How a wooden stick started World War II

World war II was the most deadly war of all time, involving the most soldiers in the most parallels all around the world. It included epic victories (The Axis conquest of France, the Battle of Midway) and epic defeats (Pearl Harbor, the defeat of Germany). But what was this terrible war caused by? Hitler and Mussolini, right? Not exactly. Hitler could only have begun his rise to power in the right conditions. World War I created these conditions.

World war I triggered anger in Germany because of the improper armistice at its end. At the meeting where the Allied powers met to decide the conditions of the armistice, Germany was not invited. The armistice meant Germany had to keep its army under 100,000 men, it meant the navy had very few ships, it meant the Germans were very angry at the Allies. A German told the Allies that the armistice did not mean the end of war, it meant another war in twenty years. He was wrong by mere months.

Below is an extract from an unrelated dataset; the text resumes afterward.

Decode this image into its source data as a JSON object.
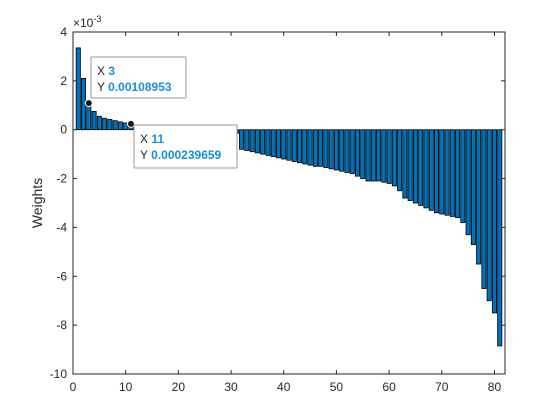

What caused World War I ? The answer was a complicated system of alliances. Austria was against Serbia. Serbia was the friend of Russia. Russia was the enemy of Germany. Germany was the enemy of France. So, when the Archduke was assassinated by a Serb, Austria blamed the Serbian government, and declared war on Serbia. If Russia had not stepped in, there probably would not have been any world wars. But Russia had sworn to help Serbia in this kind of situation. As Russian forces mobilised, Germany declared war on Russia. France and England joined the Allies, and the Ottoman Empire joined the Central Powers. A war began. So, as you can see, a bonfire was set off by a single spark.

Many "sparks" had been going off in the Balkans, which caused wars, but only in the Balkans. Only in the right conditions could these "sparks" actually create a terrible fire. This was the right condition.

The entire thing started with the Ottoman Empire. The empire took over the Balkans before shrinking. When the Ottoman Empire started to decline, riots broke out in the Balkans. These riots were, however, unrelated with each other.
 When the new Balkan states were made, they started to fight over land almost immediately. New countries were being made all the time. Fighting is still going on.

The Ottoman Empire rose directly out of the ruins of the Byzantine, or Eastern Roman Empire. The temples, libraries, and farms from this old empire gave the Ottoman Empire some success over some small surrounding kingdoms, and meant the Ottoman Empire could expand into Europe some 400 years later.

What was this Byzantine Empire? At around 300 AD, the Roman Empire collapsed. It became two smaller empires, the Western Roman Empire, which was still ruled by Italy but collapsed quite quickly, and the Eastern Roman or Byzantine empire which was ruled by Greece, then Turkey, and endured almost a thousand more years.

Where did the Roman Empire come from? Even though it was always based at Rome, Roman culture copied Greek culture. Romans and Greeks worshiped the same gods, lusted after the same general things, had the same kind of palaces and temples. In a way, the Romans rose straight out of the Greeks.

Greeks first got civilized and strong when bronze working spread. Greeks got bronze from the Phoenicians, a group of seafarers living and trading on the Mediterranean. Phoenicians were based in the eastern side of the Mediterranean. And their ancestors were not just the ones who invented bronze, but farming.

So, is that really how World War II started, with the invention of farming? Actually, it would make sense that all wars started with farming. Without farming, people would not get so much food, and would not trade their goods at the markets. No markets, no cities. No cities, no inequality among rich and poor, as some people are more successful than others at selling their goods. No inequality, no thieving and jealousy. No jealousy, no sense of ownership. No sense of ownership, no fighting over ownership. No fighting, no war.